Posted in: General Bankruptcy

Detroit’s historic bankruptcy was filed on July 18, 2013, one year ago today.  When the bankruptcy was filed by emergency manager Kevyn Orr , the city was nearly $20 billion in debt.  In the five preceding years, the city spent an average of $100 million more than it brought in.  Orr had failed to reach agreements with creditors to restructure Detroit’s debt outside of court and believed that bankruptcy was the best option.

In a December 2013 ruling following a nine-day trial, Judge Steven Rhodes declared Detroit eligible to proceed with Chapter 9 bankruptcy.  He held that the city met all factors for insolvency, was unable to pay its debts, and was unable to provide a minimum level of basic services to residents.

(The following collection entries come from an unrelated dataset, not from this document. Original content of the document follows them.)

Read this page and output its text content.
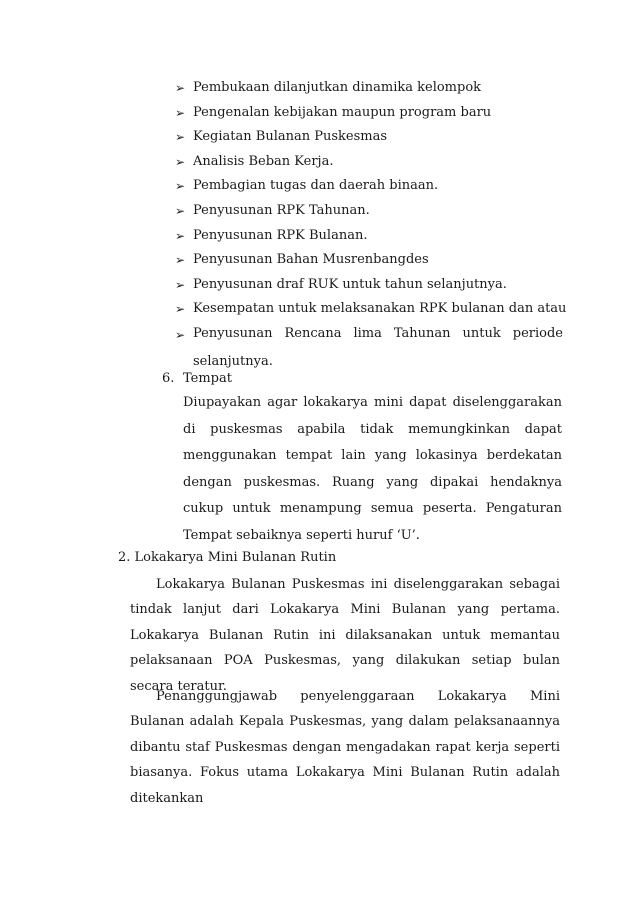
➢ Pembukaan dilanjutkan dinamika kelompok
➢ Pengenalan kebijakan maupun program baru
➢ Kegiatan Bulanan Puskesmas
➢ Analisis Beban Kerja.
➢ Pembagian tugas dan daerah binaan.
➢ Penyusunan RPK Tahunan.
➢ Penyusunan RPK Bulanan.
➢ Penyusunan Bahan Musrenbangdes
➢ Penyusunan draf RUK untuk tahun selanjutnya.
➢ Kesempatan untuk melaksanakan RPK bulanan dan atau
➢ Penyusunan Rencana lima Tahunan untuk periode selanjutnya.
6. Tempat
Diupayakan agar lokakarya mini dapat diselenggarakan di puskesmas apabila tidak memungkinkan dapat menggunakan tempat lain yang lokasinya berdekatan dengan puskesmas. Ruang yang dipakai hendaknya cukup untuk menampung semua peserta. Pengaturan Tempat sebaiknya seperti huruf ‘U’.
2. Lokakarya Mini Bulanan Rutin

Lokakarya Bulanan Puskesmas ini diselenggarakan sebagai tindak lanjut dari Lokakarya Mini Bulanan yang pertama. Lokakarya Bulanan Rutin ini dilaksanakan untuk memantau pelaksanaan POA Puskesmas, yang dilakukan setiap bulan secara teratur.

Penanggungjawab penyelenggaraan Lokakarya Mini Bulanan adalah Kepala Puskesmas, yang dalam pelaksanaannya dibantu staf Puskesmas dengan mengadakan rapat kerja seperti biasanya. Fokus utama Lokakarya Mini Bulanan Rutin adalah ditekankan
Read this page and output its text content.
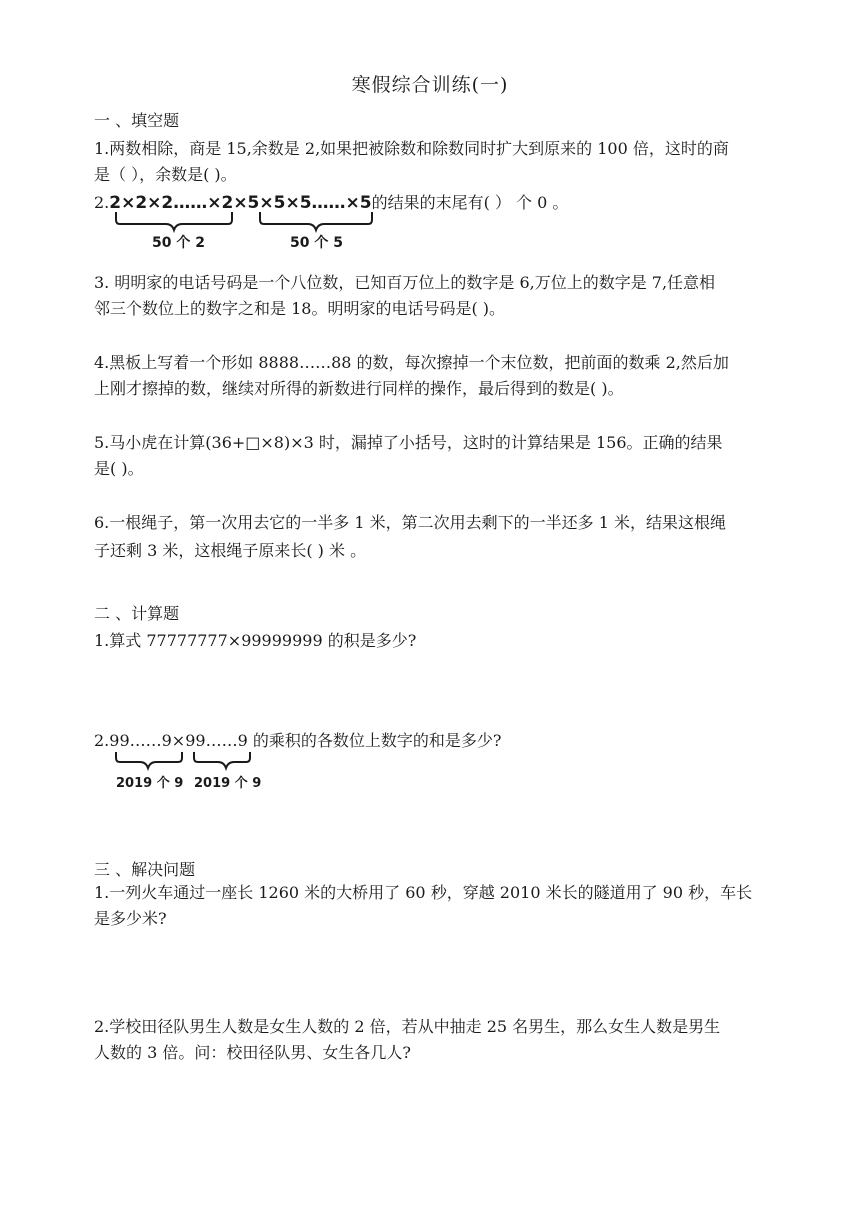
寒假综合训练(一)
一 、填空题
1.两数相除，商是 15,余数是 2,如果把被除数和除数同时扩大到原来的 100 倍，这时的商
是（ ），余数是( )。
2.2×2×2……×2×5×5×5……×5的结果的末尾有( ） 个 0 。
50 个 2	50 个 5
3. 明明家的电话号码是一个八位数，已知百万位上的数字是 6,万位上的数字是 7,任意相
邻三个数位上的数字之和是 18。明明家的电话号码是( )。
4.黑板上写着一个形如 8888……88 的数，每次擦掉一个末位数，把前面的数乘 2,然后加
上刚才擦掉的数，继续对所得的新数进行同样的操作，最后得到的数是( )。
5.马小虎在计算(36+□×8)×3 时，漏掉了小括号，这时的计算结果是 156。正确的结果
是( )。
6.一根绳子，第一次用去它的一半多 1 米，第二次用去剩下的一半还多 1 米，结果这根绳
子还剩 3 米，这根绳子原来长( ) 米 。
二 、计算题
1.算式 77777777×99999999 的积是多少?
2.99……9×99……9 的乘积的各数位上数字的和是多少?
2019 个 9 2019 个 9
三 、解决问题
1.一列火车通过一座长 1260 米的大桥用了 60 秒，穿越 2010 米长的隧道用了 90 秒，车长
是多少米?
2.学校田径队男生人数是女生人数的 2 倍，若从中抽走 25 名男生，那么女生人数是男生
人数的 3 倍。问：校田径队男、女生各几人?
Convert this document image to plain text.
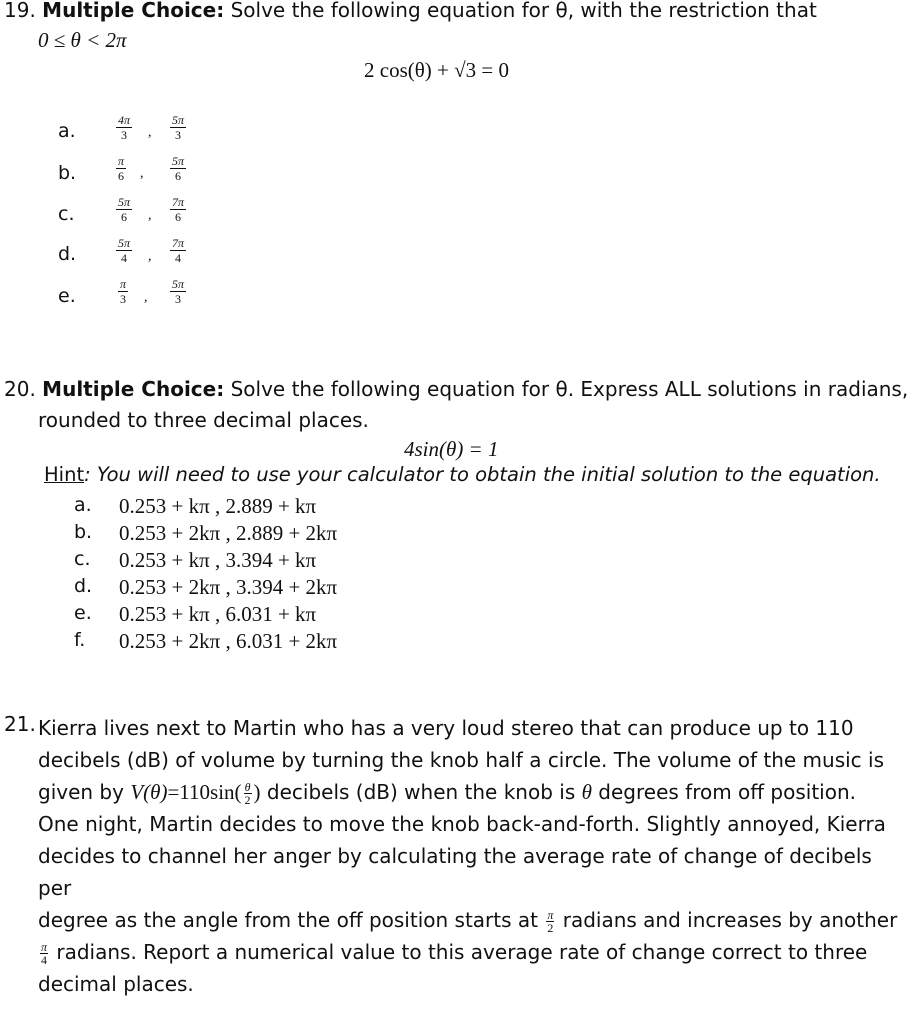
19. Multiple Choice: Solve the following equation for θ, with the restriction that
0 ≤ θ < 2π
2 cos(θ) + √3 = 0
a.	$\frac{4\pi}{3}$ , $\frac{5\pi}{3}$
b.	$\frac{\pi}{6}$ , $\frac{5\pi}{6}$
c.	$\frac{5\pi}{6}$ , $\frac{7\pi}{6}$
d.	$\frac{5\pi}{4}$ , $\frac{7\pi}{4}$
e.	$\frac{\pi}{3}$ , $\frac{5\pi}{3}$
20. Multiple Choice: Solve the following equation for θ. Express ALL solutions in radians,
rounded to three decimal places.
4sin(θ) = 1
Hint: You will need to use your calculator to obtain the initial solution to the equation.
a. 0.253 + kπ , 2.889 + kπ
b. 0.253 + 2kπ , 2.889 + 2kπ
c. 0.253 + kπ , 3.394 + kπ
d. 0.253 + 2kπ , 3.394 + 2kπ
e. 0.253 + kπ , 6.031 + kπ
f. 0.253 + 2kπ , 6.031 + 2kπ
21. Kierra lives next to Martin who has a very loud stereo that can produce up to 110
decibels (dB) of volume by turning the knob half a circle. The volume of the music is
given by $V(\theta)=110\sin( \frac{\theta}{2}$ ) decibels (dB) when the knob is θ degrees from off position.
One night, Martin decides to move the knob back-and-forth. Slightly annoyed, Kierra
decides to channel her anger by calculating the average rate of change of decibels per
degree as the angle from the off position starts at $\frac{\pi}{2}$ radians and increases by another
$\frac{\pi}{4}$ radians. Report a numerical value to this average rate of change correct to three
decimal places.
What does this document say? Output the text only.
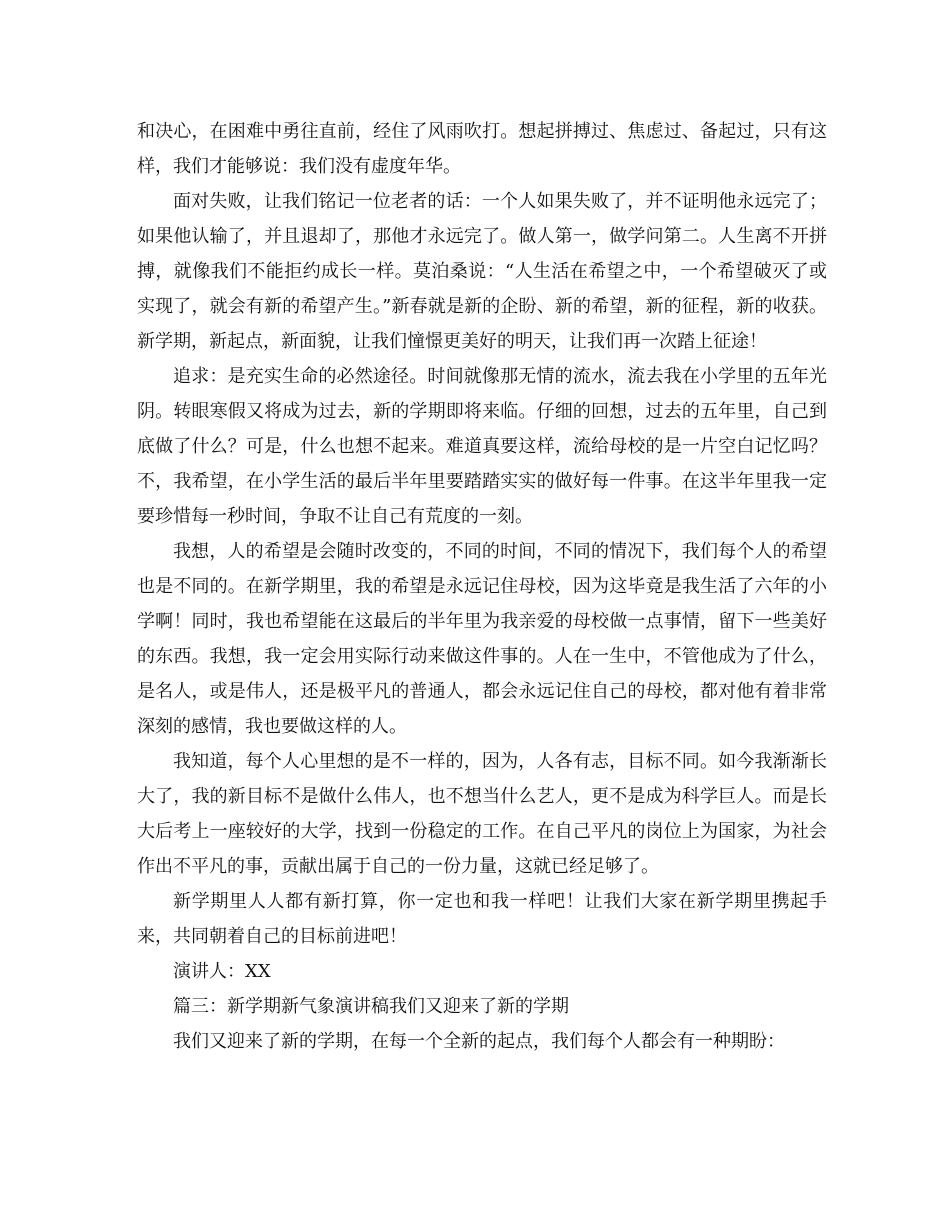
和决心，在困难中勇往直前，经住了风雨吹打。想起拼搏过、焦虑过、备起过，只有这样，我们才能够说：我们没有虚度年华。

面对失败，让我们铭记一位老者的话：一个人如果失败了，并不证明他永远完了；如果他认输了，并且退却了，那他才永远完了。做人第一，做学问第二。人生离不开拼搏，就像我们不能拒约成长一样。莫泊桑说：“人生活在希望之中，一个希望破灭了或实现了，就会有新的希望产生。”新春就是新的企盼、新的希望，新的征程，新的收获。新学期，新起点，新面貌，让我们憧憬更美好的明天，让我们再一次踏上征途！

追求：是充实生命的必然途径。时间就像那无情的流水，流去我在小学里的五年光阴。转眼寒假又将成为过去，新的学期即将来临。仔细的回想，过去的五年里，自己到底做了什么？可是，什么也想不起来。难道真要这样，流给母校的是一片空白记忆吗？不，我希望，在小学生活的最后半年里要踏踏实实的做好每一件事。在这半年里我一定要珍惜每一秒时间，争取不让自己有荒度的一刻。

我想，人的希望是会随时改变的，不同的时间，不同的情况下，我们每个人的希望也是不同的。在新学期里，我的希望是永远记住母校，因为这毕竟是我生活了六年的小学啊！同时，我也希望能在这最后的半年里为我亲爱的母校做一点事情，留下一些美好的东西。我想，我一定会用实际行动来做这件事的。人在一生中，不管他成为了什么，是名人，或是伟人，还是极平凡的普通人，都会永远记住自己的母校，都对他有着非常深刻的感情，我也要做这样的人。

我知道，每个人心里想的是不一样的，因为，人各有志，目标不同。如今我渐渐长大了，我的新目标不是做什么伟人，也不想当什么艺人，更不是成为科学巨人。而是长大后考上一座较好的大学，找到一份稳定的工作。在自己平凡的岗位上为国家，为社会作出不平凡的事，贡献出属于自己的一份力量，这就已经足够了。

新学期里人人都有新打算，你一定也和我一样吧！让我们大家在新学期里携起手来，共同朝着自己的目标前进吧！

演讲人：XX

篇三：新学期新气象演讲稿我们又迎来了新的学期

我们又迎来了新的学期，在每一个全新的起点，我们每个人都会有一种期盼：
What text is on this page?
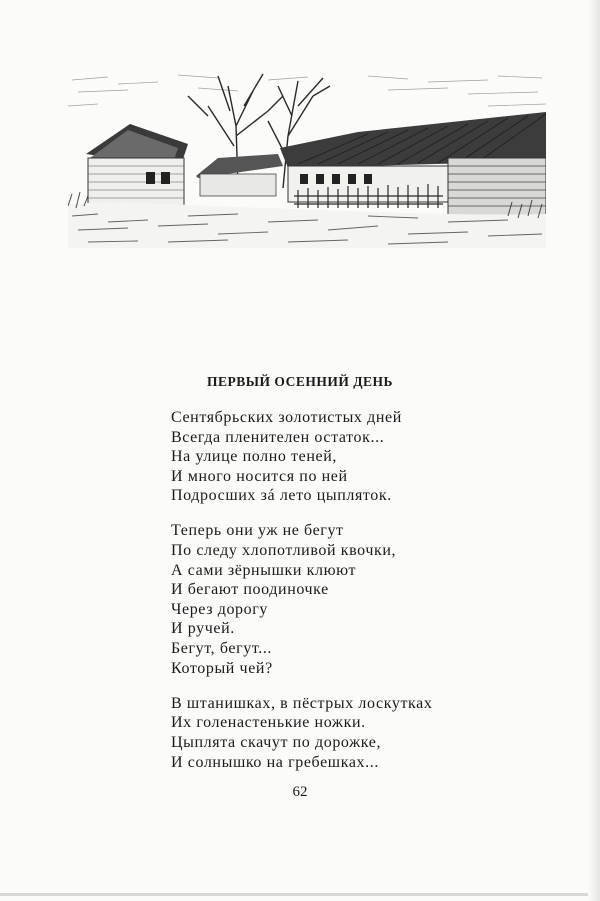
ПЕРВЫЙ ОСЕННИЙ ДЕНЬ
Сентябрьских золотистых дней
Всегда пленителен остаток...
На улице полно теней,
И много носится по ней
Подросших зá лето цыпляток.
Теперь они уж не бегут
По следу хлопотливой квочки,
А сами зёрнышки клюют
И бегают поодиночке
Через дорогу
И ручей.
Бегут, бегут...
Который чей?
В штанишках, в пёстрых лоскутках
Их голенастенькие ножки.
Цыплята скачут по дорожке,
И солнышко на гребешках...
62
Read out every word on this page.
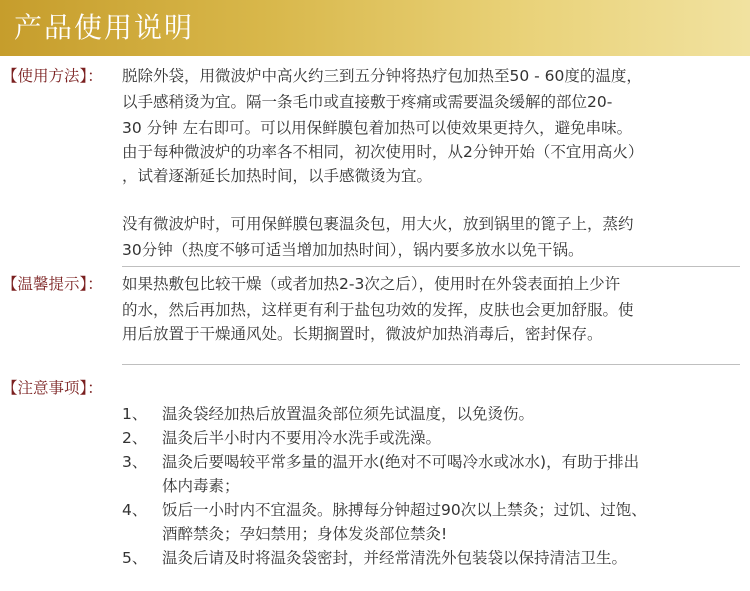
产品使用说明
【使用方法】： 脱除外袋，用微波炉中高火约三到五分钟将热疗包加热至50 - 60度的温度，
以手感稍烫为宜。隔一条毛巾或直接敷于疼痛或需要温灸缓解的部位20-
30 分钟 左右即可。可以用保鲜膜包着加热可以使效果更持久，避免串味。
由于每种微波炉的功率各不相同，初次使用时，从2分钟开始（不宜用高火）
，试着逐渐延长加热时间，以手感微烫为宜。
没有微波炉时，可用保鲜膜包裹温灸包，用大火，放到锅里的篦子上，蒸约
30分钟（热度不够可适当增加加热时间），锅内要多放水以免干锅。
【温馨提示】： 如果热敷包比较干燥（或者加热2-3次之后），使用时在外袋表面拍上少许
的水，然后再加热，这样更有利于盐包功效的发挥，皮肤也会更加舒服。使
用后放置于干燥通风处。长期搁置时，微波炉加热消毒后，密封保存。
【注意事项】：
1、 温灸袋经加热后放置温灸部位须先试温度，以免烫伤。
2、 温灸后半小时内不要用冷水洗手或洗澡。
3、 温灸后要喝较平常多量的温开水(绝对不可喝冷水或冰水)，有助于排出
体内毒素；
4、 饭后一小时内不宜温灸。脉搏每分钟超过90次以上禁灸；过饥、过饱、
酒醉禁灸；孕妇禁用；身体发炎部位禁灸!
5、 温灸后请及时将温灸袋密封，并经常清洗外包装袋以保持清洁卫生。
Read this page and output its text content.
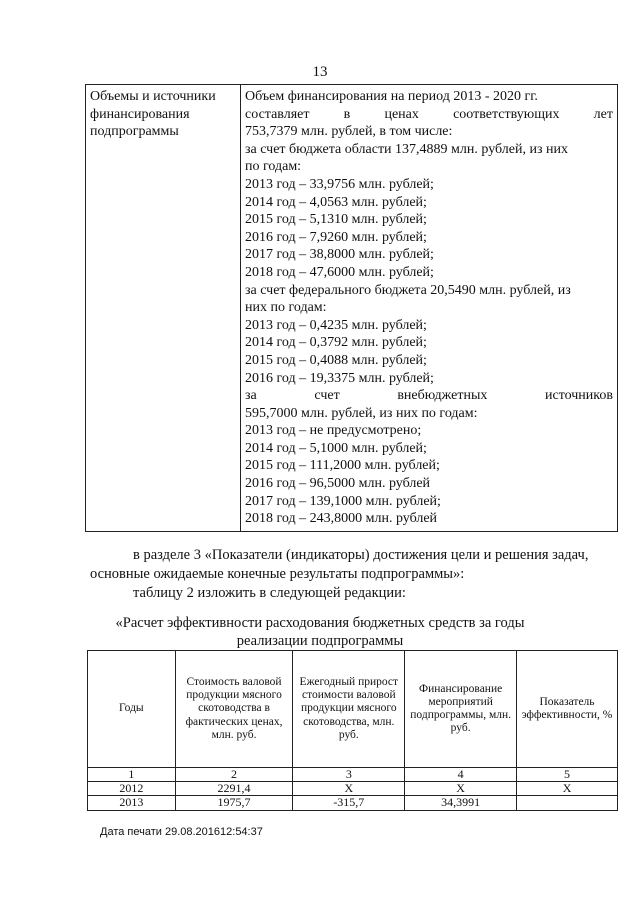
13
Объемы и источники финансирования подпрограммы	
Объем финансирования на период 2013 - 2020 гг.
составляет в ценах соответствующих лет
753,7379 млн. рублей, в том числе:
за счет бюджета области 137,4889 млн. рублей, из них
по годам:
2013 год – 33,9756 млн. рублей;
2014 год – 4,0563 млн. рублей;
2015 год – 5,1310 млн. рублей;
2016 год – 7,9260 млн. рублей;
2017 год – 38,8000 млн. рублей;
2018 год – 47,6000 млн. рублей;
за счет федерального бюджета 20,5490 млн. рублей, из
них по годам:
2013 год – 0,4235 млн. рублей;
2014 год – 0,3792 млн. рублей;
2015 год – 0,4088 млн. рублей;
2016 год – 19,3375 млн. рублей;
за счет внебюджетных источников
595,7000 млн. рублей, из них по годам:
2013 год – не предусмотрено;
2014 год – 5,1000 млн. рублей;
2015 год – 111,2000 млн. рублей;
2016 год – 96,5000 млн. рублей
2017 год – 139,1000 млн. рублей;
2018 год – 243,8000 млн. рублей
в разделе 3 «Показатели (индикаторы) достижения цели и решения задач,
основные ожидаемые конечные результаты подпрограммы»:
таблицу 2 изложить в следующей редакции:
«Расчет эффективности расходования бюджетных средств за годы
реализации подпрограммы
Годы	Стоимость валовой продукции мясного скотоводства в фактических ценах, млн. руб.	Ежегодный прирост стоимости валовой продукции мясного скотоводства, млн. руб.	Финансирование мероприятий подпрограммы, млн. руб.	Показатель эффективности, %
1	2	3	4	5
2012	2291,4	X	X	X
2013	1975,7	-315,7	34,3991	
Дата печати 29.08.201612:54:37
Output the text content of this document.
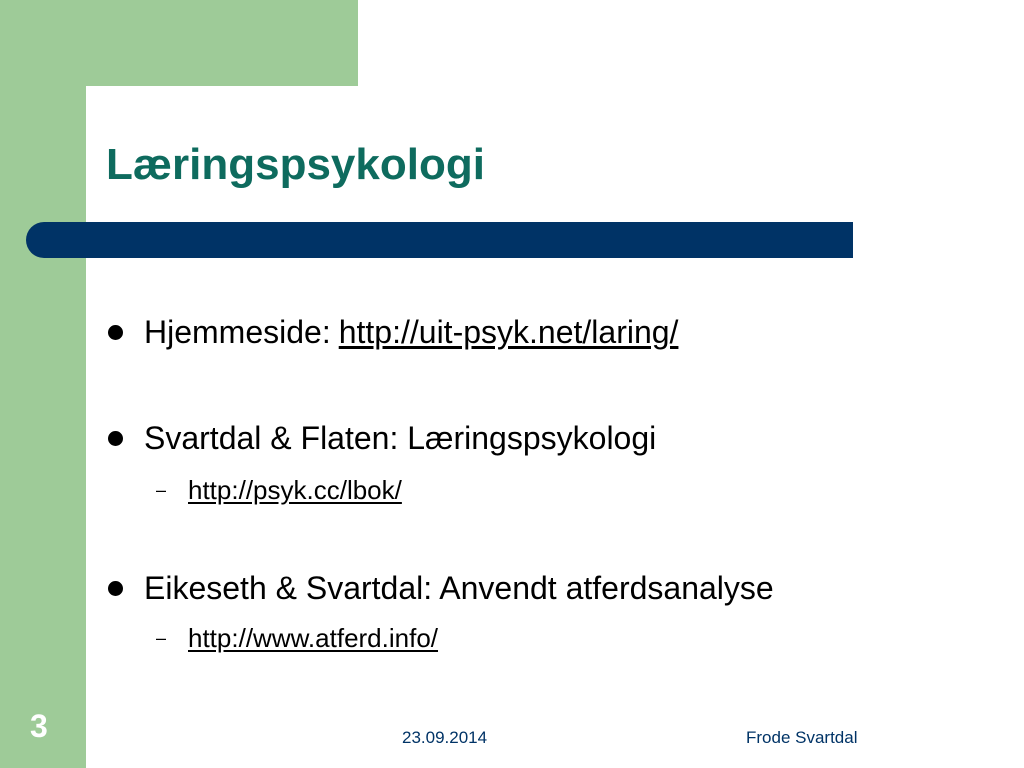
Læringspsykologi
Hjemmeside: http://uit-psyk.net/laring/
Svartdal & Flaten: Læringspsykologi
– http://psyk.cc/lbok/
Eikeseth & Svartdal: Anvendt atferdsanalyse
– http://www.atferd.info/
3	23.09.2014	Frode Svartdal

Opponents of the bankruptcy had argued that the city did not negotiate in good faith with creditors, particularly those retired city workers receiving pensions.  Those workers also argued that their pensions were protected by the Michigan state constitution.

In February 2014, Orr filed a proposed plan of adjustment in the city’s bankruptcy case. The plan called for spending $1.5 billion over the next ten years on improvements to the city, including blight removal, technology upgrades, and infrastructure repairs.  The investments aimed to prevent further population loss and revitalize the city once known as the Paris of the West.  The plan’s impact would be felt heaviest by non-uniformed city retirees, who would see their pensions cut by nearly one-third if the plan was approved.  The plan would spare pensions for police and firefighters somewhat, with those pensions cut by only ten percent.

In April 2014, Detroit reached a settlement with a large group of unsecured bondholders.  In June 2014, Michigan lawmakers passed a series of bills with bi-partisan support to allocate $194.8 million for Detroit in a one-time influx of money.  The bills help alleviate cuts to the city’s pensioners and insulate artwork at the Detroit Institute of Arts from sale.  The bills also indemnify the state from lawsuits relating to the bankruptcy filing and provide for a nine-member committee to oversee the city’s finances, budget, and contracts.  The state’s contribution added money to the $366 million already pledged by charitable foundations and the $100 million pledged from the Detroit Institute of Arts.

City employees and retirees were given an opportunity to vote on Orr’s plan of adjustment, and the results will be announced on July 21.  Next, Judge Rhodes will hold a hearing in August and rule whether or not to accept the plan of adjustment.